An old friend recently pointed out this title clip from the 1967 film of Casino Royale, with a dare that I couldn't blog about it. The movie is notorious as an incoherent mess, due to a production gone wrong in just about every way a film can, proving that the more large ego-ed filmmakers and stars you can gather together the worse the outcome will be. It ought to be unwatchable for too many reasons to count, but somehow, almost every awful bit manages to contain some spark that keeps you glued and — the neural receptors for pleasure and pain being as proximate as they are — willing to endure more.
With the major exception of Alan Price's score to Anderson's O Lucky Man!, I actively dislike pop music soundtracks*, but Burt Bacharach's score here is not one of the film's problems, and although the score (much of it played by Herb Alpert and the Tijuana Brass) was very much part of the commercial music of the era, it has so many features that are untypical of mid-60's pop music that it ultimately has to be put into a category of its own. First of all, it provides precisely the continuity that the movie's producers threw out when the last traces of the source novel were ultimately abandoned to the horde of actors, directors, and screenwriters who assembled this dog's breakfast. If, however, with the passage of time, we can look — and listen — again to this film, not as a work of mainstream narrative, but as an effort — if only in part intentional — in '60s-pop-tinged avant-garde filmmaking, then the strengths of the score become even clearer.
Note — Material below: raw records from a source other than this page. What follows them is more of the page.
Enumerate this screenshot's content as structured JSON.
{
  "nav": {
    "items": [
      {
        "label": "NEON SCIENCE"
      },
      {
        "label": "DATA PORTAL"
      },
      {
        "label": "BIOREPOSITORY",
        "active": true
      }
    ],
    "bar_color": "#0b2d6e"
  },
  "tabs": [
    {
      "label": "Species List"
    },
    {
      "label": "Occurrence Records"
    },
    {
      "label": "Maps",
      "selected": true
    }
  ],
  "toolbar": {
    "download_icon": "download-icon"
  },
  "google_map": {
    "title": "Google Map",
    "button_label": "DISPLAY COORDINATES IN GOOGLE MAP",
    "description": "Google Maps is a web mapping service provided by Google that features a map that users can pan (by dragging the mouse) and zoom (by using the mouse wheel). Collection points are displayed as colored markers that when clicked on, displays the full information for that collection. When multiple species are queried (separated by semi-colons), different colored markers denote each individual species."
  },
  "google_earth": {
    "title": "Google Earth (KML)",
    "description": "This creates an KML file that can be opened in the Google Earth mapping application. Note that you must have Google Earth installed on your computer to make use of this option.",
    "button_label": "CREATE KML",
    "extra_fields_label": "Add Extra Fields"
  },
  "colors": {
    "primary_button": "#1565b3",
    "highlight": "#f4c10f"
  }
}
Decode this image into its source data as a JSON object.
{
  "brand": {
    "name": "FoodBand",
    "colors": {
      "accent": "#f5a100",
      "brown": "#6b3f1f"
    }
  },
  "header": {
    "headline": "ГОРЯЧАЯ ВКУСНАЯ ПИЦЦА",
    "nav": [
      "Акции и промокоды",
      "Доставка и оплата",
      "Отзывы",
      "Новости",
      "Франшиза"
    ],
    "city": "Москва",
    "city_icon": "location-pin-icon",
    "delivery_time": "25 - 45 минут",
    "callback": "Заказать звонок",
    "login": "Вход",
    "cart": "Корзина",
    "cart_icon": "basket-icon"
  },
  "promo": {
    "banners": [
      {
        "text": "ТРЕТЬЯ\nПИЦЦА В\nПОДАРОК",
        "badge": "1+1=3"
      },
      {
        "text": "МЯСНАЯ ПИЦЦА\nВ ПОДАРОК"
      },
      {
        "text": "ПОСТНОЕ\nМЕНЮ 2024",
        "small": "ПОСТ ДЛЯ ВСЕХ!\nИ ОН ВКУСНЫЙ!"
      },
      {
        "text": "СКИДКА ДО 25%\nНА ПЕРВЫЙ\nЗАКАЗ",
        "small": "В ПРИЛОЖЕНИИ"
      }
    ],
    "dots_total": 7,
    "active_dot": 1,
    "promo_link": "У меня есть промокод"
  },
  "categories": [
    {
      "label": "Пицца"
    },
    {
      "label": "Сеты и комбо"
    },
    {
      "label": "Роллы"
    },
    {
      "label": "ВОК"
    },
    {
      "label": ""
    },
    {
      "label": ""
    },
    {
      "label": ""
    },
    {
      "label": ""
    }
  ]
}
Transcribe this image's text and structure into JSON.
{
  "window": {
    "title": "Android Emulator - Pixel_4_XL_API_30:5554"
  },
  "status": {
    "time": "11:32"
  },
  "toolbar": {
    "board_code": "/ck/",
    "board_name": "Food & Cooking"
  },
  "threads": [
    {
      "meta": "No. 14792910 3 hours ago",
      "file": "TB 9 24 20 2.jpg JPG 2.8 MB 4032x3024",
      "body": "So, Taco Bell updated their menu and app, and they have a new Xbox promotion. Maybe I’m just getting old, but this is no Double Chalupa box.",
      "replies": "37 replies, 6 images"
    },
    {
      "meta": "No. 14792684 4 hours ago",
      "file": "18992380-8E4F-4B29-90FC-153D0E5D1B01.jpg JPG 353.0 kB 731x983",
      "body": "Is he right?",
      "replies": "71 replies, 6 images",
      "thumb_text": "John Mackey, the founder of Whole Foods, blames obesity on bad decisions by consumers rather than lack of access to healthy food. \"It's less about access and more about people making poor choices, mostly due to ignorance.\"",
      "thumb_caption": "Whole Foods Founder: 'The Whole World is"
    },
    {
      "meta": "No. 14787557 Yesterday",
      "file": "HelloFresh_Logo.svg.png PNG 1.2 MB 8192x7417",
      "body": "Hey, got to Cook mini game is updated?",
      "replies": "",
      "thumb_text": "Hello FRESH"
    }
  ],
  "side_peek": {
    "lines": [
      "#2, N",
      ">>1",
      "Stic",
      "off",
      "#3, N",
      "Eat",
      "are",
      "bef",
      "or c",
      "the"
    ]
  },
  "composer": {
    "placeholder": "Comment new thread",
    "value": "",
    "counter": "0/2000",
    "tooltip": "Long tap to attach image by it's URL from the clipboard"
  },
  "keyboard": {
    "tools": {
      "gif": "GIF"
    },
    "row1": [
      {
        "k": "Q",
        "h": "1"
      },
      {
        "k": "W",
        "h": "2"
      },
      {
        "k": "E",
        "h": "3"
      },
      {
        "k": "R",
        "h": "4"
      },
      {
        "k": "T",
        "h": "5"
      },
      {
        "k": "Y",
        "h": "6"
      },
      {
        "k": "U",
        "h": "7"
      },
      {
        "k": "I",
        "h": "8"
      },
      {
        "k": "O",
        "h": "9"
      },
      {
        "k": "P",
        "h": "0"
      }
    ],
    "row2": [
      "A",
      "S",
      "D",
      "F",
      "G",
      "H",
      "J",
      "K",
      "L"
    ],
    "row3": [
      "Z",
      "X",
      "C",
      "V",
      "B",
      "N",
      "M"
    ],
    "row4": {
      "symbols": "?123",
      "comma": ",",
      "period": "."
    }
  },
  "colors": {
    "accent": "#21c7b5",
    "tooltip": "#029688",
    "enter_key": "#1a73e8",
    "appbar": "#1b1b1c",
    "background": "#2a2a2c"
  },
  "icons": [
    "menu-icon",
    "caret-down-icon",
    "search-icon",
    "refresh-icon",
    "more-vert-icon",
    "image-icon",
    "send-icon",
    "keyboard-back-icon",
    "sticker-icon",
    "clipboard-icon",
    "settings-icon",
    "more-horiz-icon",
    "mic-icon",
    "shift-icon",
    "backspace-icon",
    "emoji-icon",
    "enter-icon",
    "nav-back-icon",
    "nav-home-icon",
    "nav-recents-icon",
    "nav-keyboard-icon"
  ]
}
I will even venture that the block-like construction of the opening credits above reveals Bacharach standing in an authentic lineage, via his teacher Milhaud, back to Milhaud's mentor, Satie, and Satie's score for the ballet Parade, and the film insert Entr'acte, in particular. While there are details of Bacharach's harmonic practice — modal progessions, chords with "added tones" — that immediately make a Satie-via-Milhaud connection, and the negotiation of all three composers with popular genres is obvious, the important shared features here are really formal, with the deployment, almost at random, of a limit set of blocks of distinct material without development in terms of tonality, figuration, or texture. Where Bacharach here innovates is in the sound production, in which the various blocks are assigned distinctive dynamic profiles and discrete positions in the stereo field, an innovation in projecting the block structure which I find entirely within the spirit of the Satie-Milhaud tradition.
* For that matter, I'm skeptical about the whole notion of a musical soundtrack for film; Robert Bresson's rejection of non-diegetic music almost convinces me, but I can't be that strict and serious: as long as we grant films license to suspend disbelief, there will be a place for music in film.